The first to die was the man who thought he knew it all. A sniper hit him because he hadn’t followed instructions on entering a situation he found himself in, and he became an easy target.

“I tried to get him in line, but he just would not listen to me.”

My dad saw Proverbs 12:1 in action:

If you love learning, you love the discipline that goes with it—how shortsighted to refuse correction! (Message)

Whenever he reflects on this, I still see an incredible sadness overcome him. Like it was his fault in some way, and it haunts him.

I equate that to when we ignore God.

Some portray this as a fire and brimstone type of relationship where if we don’t follow orders, we are subjected to the hatred of God. But we aren’t.
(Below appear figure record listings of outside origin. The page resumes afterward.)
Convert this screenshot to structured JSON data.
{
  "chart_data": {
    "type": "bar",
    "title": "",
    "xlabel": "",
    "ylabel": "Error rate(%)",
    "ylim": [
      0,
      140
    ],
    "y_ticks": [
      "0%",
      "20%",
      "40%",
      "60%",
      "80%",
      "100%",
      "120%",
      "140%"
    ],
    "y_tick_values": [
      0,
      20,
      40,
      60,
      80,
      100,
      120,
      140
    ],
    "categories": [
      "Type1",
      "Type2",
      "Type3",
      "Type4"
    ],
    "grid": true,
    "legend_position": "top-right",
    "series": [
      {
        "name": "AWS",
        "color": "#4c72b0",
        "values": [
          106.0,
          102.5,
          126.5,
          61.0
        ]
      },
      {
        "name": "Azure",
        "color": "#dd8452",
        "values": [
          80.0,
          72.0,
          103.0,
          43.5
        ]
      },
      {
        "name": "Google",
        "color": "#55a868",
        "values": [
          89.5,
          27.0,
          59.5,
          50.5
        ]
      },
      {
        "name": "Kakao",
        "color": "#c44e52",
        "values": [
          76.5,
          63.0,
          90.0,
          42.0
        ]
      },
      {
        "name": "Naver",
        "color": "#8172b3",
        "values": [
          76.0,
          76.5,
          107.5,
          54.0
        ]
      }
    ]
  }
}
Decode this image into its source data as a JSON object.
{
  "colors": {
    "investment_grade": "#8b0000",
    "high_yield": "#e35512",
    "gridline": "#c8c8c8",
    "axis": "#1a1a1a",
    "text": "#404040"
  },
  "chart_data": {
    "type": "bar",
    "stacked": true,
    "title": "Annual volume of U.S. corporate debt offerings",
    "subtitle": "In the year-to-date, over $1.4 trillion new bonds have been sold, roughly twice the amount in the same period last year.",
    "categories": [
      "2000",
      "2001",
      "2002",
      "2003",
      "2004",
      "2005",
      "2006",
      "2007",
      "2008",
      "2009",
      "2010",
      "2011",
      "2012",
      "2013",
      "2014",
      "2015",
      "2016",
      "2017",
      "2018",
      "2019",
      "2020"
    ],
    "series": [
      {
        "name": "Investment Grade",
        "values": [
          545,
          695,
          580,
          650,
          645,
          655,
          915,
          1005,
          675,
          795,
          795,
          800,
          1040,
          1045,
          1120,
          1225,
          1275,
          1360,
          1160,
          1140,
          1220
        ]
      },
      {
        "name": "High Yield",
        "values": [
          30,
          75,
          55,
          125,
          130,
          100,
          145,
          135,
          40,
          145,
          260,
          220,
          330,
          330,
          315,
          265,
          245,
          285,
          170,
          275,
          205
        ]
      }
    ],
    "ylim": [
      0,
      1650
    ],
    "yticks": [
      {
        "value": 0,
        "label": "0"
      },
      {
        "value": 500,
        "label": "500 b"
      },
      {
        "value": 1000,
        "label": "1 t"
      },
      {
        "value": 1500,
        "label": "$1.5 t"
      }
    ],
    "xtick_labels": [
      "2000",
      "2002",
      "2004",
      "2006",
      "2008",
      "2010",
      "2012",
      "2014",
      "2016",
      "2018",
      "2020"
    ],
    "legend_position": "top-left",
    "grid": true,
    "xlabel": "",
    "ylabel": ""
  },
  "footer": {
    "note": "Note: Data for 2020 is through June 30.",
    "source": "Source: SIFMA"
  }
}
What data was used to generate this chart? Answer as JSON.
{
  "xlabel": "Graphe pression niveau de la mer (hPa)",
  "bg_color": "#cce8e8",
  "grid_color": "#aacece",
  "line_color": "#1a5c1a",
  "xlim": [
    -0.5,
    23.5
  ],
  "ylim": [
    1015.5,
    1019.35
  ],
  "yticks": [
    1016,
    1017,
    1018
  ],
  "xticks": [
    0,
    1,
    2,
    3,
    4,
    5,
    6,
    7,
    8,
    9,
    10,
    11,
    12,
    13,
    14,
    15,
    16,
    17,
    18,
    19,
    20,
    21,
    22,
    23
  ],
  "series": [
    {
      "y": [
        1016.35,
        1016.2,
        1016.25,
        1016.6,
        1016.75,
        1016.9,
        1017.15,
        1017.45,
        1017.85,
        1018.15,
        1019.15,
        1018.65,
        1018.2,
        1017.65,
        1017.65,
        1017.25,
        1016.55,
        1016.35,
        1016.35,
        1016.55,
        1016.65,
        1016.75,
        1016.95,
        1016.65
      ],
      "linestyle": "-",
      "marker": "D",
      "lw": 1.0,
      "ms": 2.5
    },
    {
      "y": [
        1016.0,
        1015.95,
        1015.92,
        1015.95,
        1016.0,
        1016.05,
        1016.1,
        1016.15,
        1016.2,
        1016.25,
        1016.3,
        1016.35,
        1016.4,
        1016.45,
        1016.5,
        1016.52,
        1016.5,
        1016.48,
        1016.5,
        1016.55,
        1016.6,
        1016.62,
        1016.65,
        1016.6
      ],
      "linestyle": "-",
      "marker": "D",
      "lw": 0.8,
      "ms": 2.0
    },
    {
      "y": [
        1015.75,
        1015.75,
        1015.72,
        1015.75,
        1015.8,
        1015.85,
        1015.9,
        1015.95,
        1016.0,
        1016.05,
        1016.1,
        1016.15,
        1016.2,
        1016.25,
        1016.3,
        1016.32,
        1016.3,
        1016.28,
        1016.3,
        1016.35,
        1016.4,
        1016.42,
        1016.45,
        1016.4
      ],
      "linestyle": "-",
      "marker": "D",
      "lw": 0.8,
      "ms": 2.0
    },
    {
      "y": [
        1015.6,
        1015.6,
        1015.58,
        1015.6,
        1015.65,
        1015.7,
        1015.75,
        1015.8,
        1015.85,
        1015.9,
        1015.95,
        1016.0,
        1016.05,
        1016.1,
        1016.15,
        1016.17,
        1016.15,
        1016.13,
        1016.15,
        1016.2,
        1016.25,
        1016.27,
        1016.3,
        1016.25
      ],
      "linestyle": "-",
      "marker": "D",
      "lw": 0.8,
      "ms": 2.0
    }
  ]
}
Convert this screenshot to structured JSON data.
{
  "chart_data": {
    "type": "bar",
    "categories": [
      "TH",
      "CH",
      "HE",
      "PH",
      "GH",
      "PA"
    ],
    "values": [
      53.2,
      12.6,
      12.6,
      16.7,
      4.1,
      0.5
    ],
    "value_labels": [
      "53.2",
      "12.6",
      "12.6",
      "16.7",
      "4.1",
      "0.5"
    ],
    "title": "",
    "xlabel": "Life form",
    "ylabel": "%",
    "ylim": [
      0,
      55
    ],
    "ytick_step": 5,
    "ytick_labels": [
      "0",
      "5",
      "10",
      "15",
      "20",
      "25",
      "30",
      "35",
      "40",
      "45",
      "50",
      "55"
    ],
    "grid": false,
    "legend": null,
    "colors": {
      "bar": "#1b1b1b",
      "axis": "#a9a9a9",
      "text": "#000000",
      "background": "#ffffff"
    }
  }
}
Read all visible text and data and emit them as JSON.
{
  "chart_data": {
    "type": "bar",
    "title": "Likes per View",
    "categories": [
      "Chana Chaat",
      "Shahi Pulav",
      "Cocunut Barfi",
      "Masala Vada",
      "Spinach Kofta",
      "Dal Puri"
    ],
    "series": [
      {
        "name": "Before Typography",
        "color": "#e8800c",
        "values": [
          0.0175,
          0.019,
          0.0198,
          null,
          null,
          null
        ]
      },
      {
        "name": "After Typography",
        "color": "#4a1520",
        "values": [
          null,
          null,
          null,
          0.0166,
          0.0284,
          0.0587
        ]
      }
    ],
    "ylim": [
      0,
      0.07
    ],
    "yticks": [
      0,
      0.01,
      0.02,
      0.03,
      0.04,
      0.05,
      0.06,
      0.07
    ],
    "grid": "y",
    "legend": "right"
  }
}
In Ephesians 4:30, we find that we can cause a different reaction when we don’t follow the voice of God:

Don’t grieve God. Don’t break his heart. His Holy Spirit, moving and breathing in you, is the most intimate part of your life, making you fit for himself. Don’t take such a gift for granted. (Message)

Being proactive is always better by asking for help and applying this instruction from Jeremiah 33:3:

“Call to me and I will answer you, and will tell you great and hidden things that you have not known.” (ESV)

What landmines and trouble could you avoid by asking for answers from the One who can see what you can’t? God doesn’t want a spiritual sniper to take you out prematurely from fulfilling what you were put on earth for.

I place before you Life and Death, Blessing and Curse. Choose life so that you and your children will live. And love God, your God, listening obediently to him, firmly embracing him. (Deuteronomy 3:19-20)

Above all else, our goal should be to follow God, do what we are told, and we will be granted from this life into heaven an honorable discharge.